Entonces me dijo que huía del hambre y la vida dura de su lugar de origen; me explicó que era hija de campesinos y, aunque había podido estudiar en Praga porque tenía familiares, allí no había trabajo para ella, y en vez de convertirse en un personaje depresivo de la novela de David Llorente Ofrezco Morir en Praga, o en vez de volver al pueblo, prefirió emigrar. Llevaba varios años trabajando en Italia, pero ahora se le había terminado el empleo y el visado y por eso se había vuelto a poner en ruta. ¡Qué valiente eres!, le comenté en algún instante. Ahora, con su violín nómada, venía desde Francia haciendo el Camino de Santiago, y tocando de ciudad en ciudad, e intentando de paso obtener los papeles que la permitieran “empezar a vivir en algún sitio”, como ella misma dijo…

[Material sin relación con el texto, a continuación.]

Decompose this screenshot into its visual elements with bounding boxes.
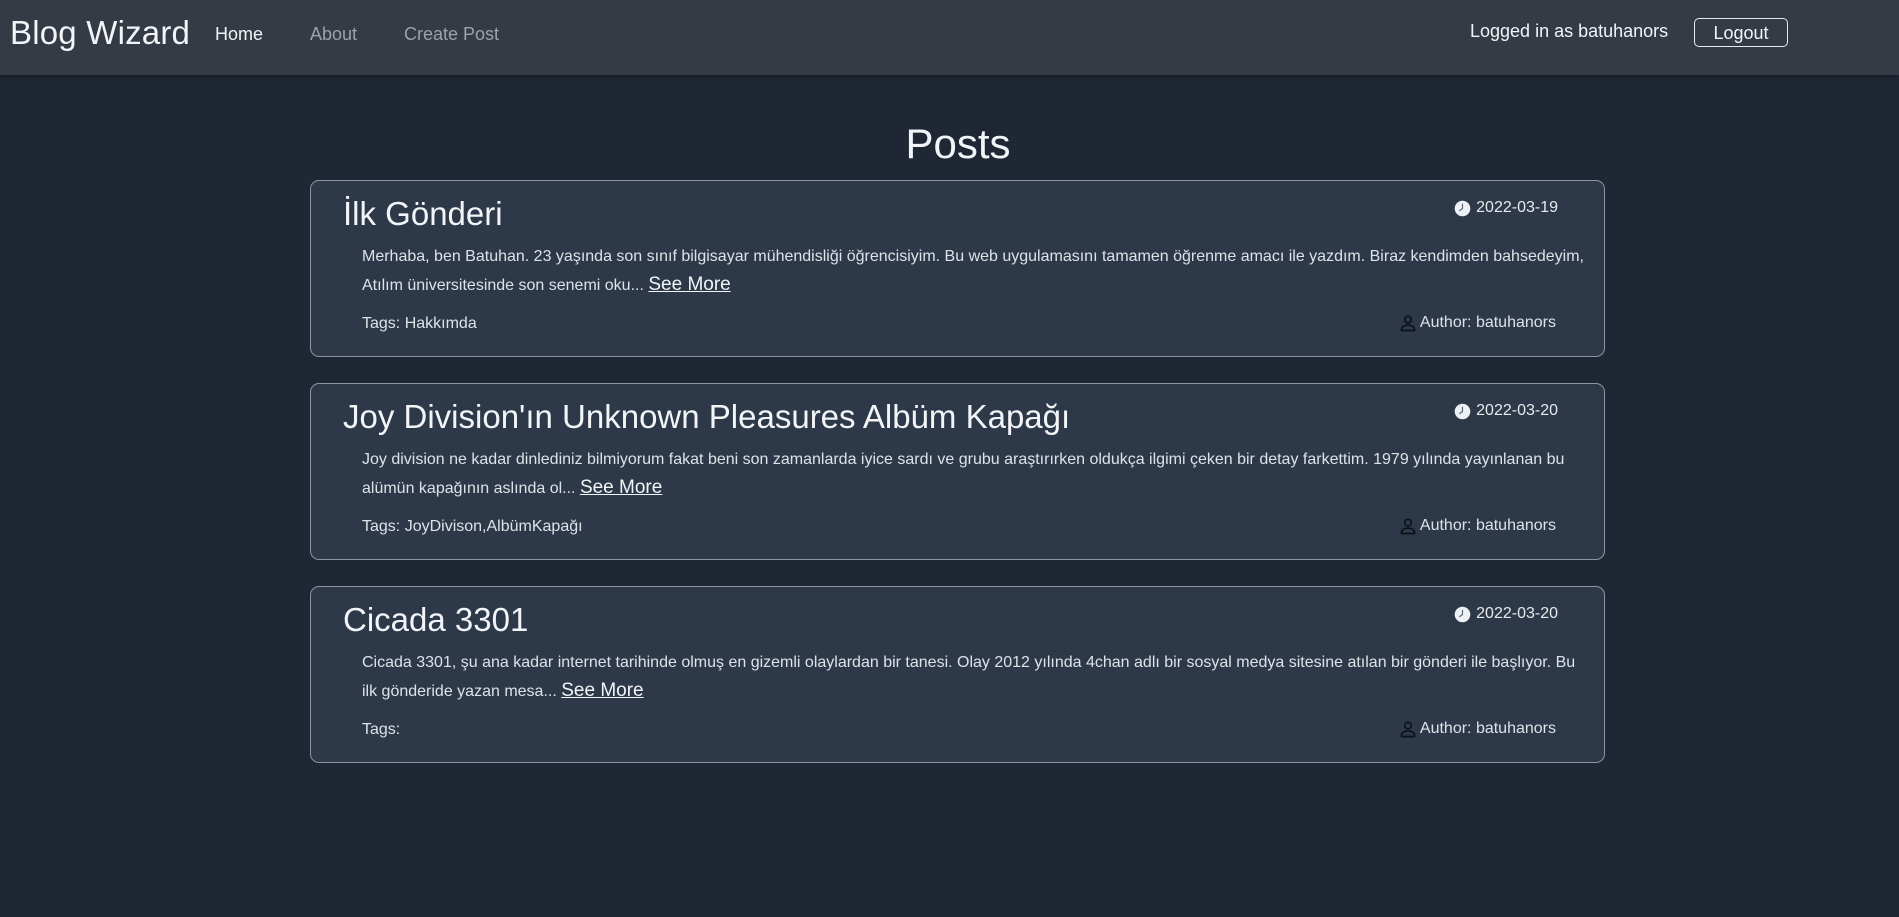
clock-icon (1454, 200, 1471, 216)
see-more-link[interactable]: See More (648, 274, 730, 295)
post-date-text: 2022-03-20 (1476, 605, 1558, 622)
nav-link-home[interactable]: Home (215, 24, 263, 45)
post-author-text: Author: batuhanors (1419, 314, 1556, 331)
post-author-text: Author: batuhanors (1419, 517, 1556, 534)
post-author-text: Author: batuhanors (1419, 720, 1556, 737)
post-date-text: 2022-03-19 (1476, 199, 1558, 216)
post-title[interactable]: Cicada 3301 (343, 601, 528, 639)
see-more-link[interactable]: See More (561, 680, 643, 701)
post-tags: Tags: (362, 721, 401, 738)
post-excerpt-text: Merhaba, ben Batuhan. 23 yaşında son sın… (362, 248, 1584, 294)
post-excerpt-text: Cicada 3301, şu ana kadar internet tarih… (362, 654, 1576, 700)
post-author: Author: batuhanors (1398, 313, 1556, 333)
see-more-link[interactable]: See More (580, 477, 662, 498)
post-excerpt: Cicada 3301, şu ana kadar internet tarih… (362, 649, 1592, 706)
person-icon (1400, 315, 1416, 332)
navbar: Blog Wizard Home About Create Post Logge… (0, 0, 1899, 75)
post-author: Author: batuhanors (1398, 719, 1556, 739)
post-tags: Tags: JoyDivison,AlbümKapağı (362, 518, 583, 535)
post-card: Cicada 3301 2022-03-20 Cicada 3301, şu a… (310, 586, 1605, 763)
post-title[interactable]: İlk Gönderi (343, 195, 503, 233)
nav-link-about[interactable]: About (310, 24, 357, 45)
post-tags: Tags: Hakkımda (362, 315, 477, 332)
logged-in-status: Logged in as batuhanors (1470, 21, 1669, 41)
post-date: 2022-03-19 (1454, 199, 1558, 217)
page-title: Posts (905, 120, 1011, 167)
person-icon (1400, 721, 1416, 738)
post-title[interactable]: Joy Division'ın Unknown Pleasures Albüm … (343, 398, 1070, 436)
post-date-text: 2022-03-20 (1476, 402, 1558, 419)
post-date: 2022-03-20 (1454, 605, 1558, 623)
post-excerpt: Merhaba, ben Batuhan. 23 yaşında son sın… (362, 243, 1592, 300)
post-author: Author: batuhanors (1398, 516, 1556, 536)
clock-icon (1454, 403, 1471, 419)
clock-icon (1454, 606, 1471, 622)
post-excerpt-text: Joy division ne kadar dinlediniz bilmiyo… (362, 451, 1565, 497)
post-card: Joy Division'ın Unknown Pleasures Albüm … (310, 383, 1605, 560)
logout-button[interactable]: Logout (1694, 18, 1788, 47)
post-excerpt: Joy division ne kadar dinlediniz bilmiyo… (362, 446, 1592, 503)
person-icon (1400, 518, 1416, 535)
post-card: İlk Gönderi 2022-03-19 Merhaba, ben Batu… (310, 180, 1605, 357)
brand-logo[interactable]: Blog Wizard (10, 14, 190, 52)
nav-link-create-post[interactable]: Create Post (404, 24, 499, 45)
post-date: 2022-03-20 (1454, 402, 1558, 420)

Hablamos mucho ante una botella de vino, tal vez para que aquello durara.

Antes de despedirnos me regaló una hermosa composición suya para violín, efímera pero eterna. Entonces llegué a casa y me puse a escribir como poseso este artículo. La gente que me conoce pensará que me lo he inventado todo, y ésa es una incógnita que no pienso despejar. De todas formas está bien saber y recordar que los músicos callejeros también tienen su historia, y es una historia de sonrisas y alambre, de miseria y flores en algunas ocasiones.

Ésta era la violinista. Como en las buenas novelas si su historia significa algo o no significa nada no debe decirlo la historia misma. Aun así la próxima vez que vayan paseando con calma y los sentidos abiertos por las ciudades donde el tiempo no se ha vuelto loco, las ciudades que son pecados capitales de provincia, tal vez se la encuentren: su melena rubia, su violín, los ojos tan azules que parece que pueden teñir de luz las cosas, la gabardina entreabierta, Bach…

Si les ocurre, si tras escuchar sin urgencia una de sus piezas logran conversar con ella, si les habla de la vida, de la espuma de cerveza y lo pronto que anochece en Centroeuropa, por favor, díganle que Luis cumplió la promesa que le hizo, y ha escrito esto.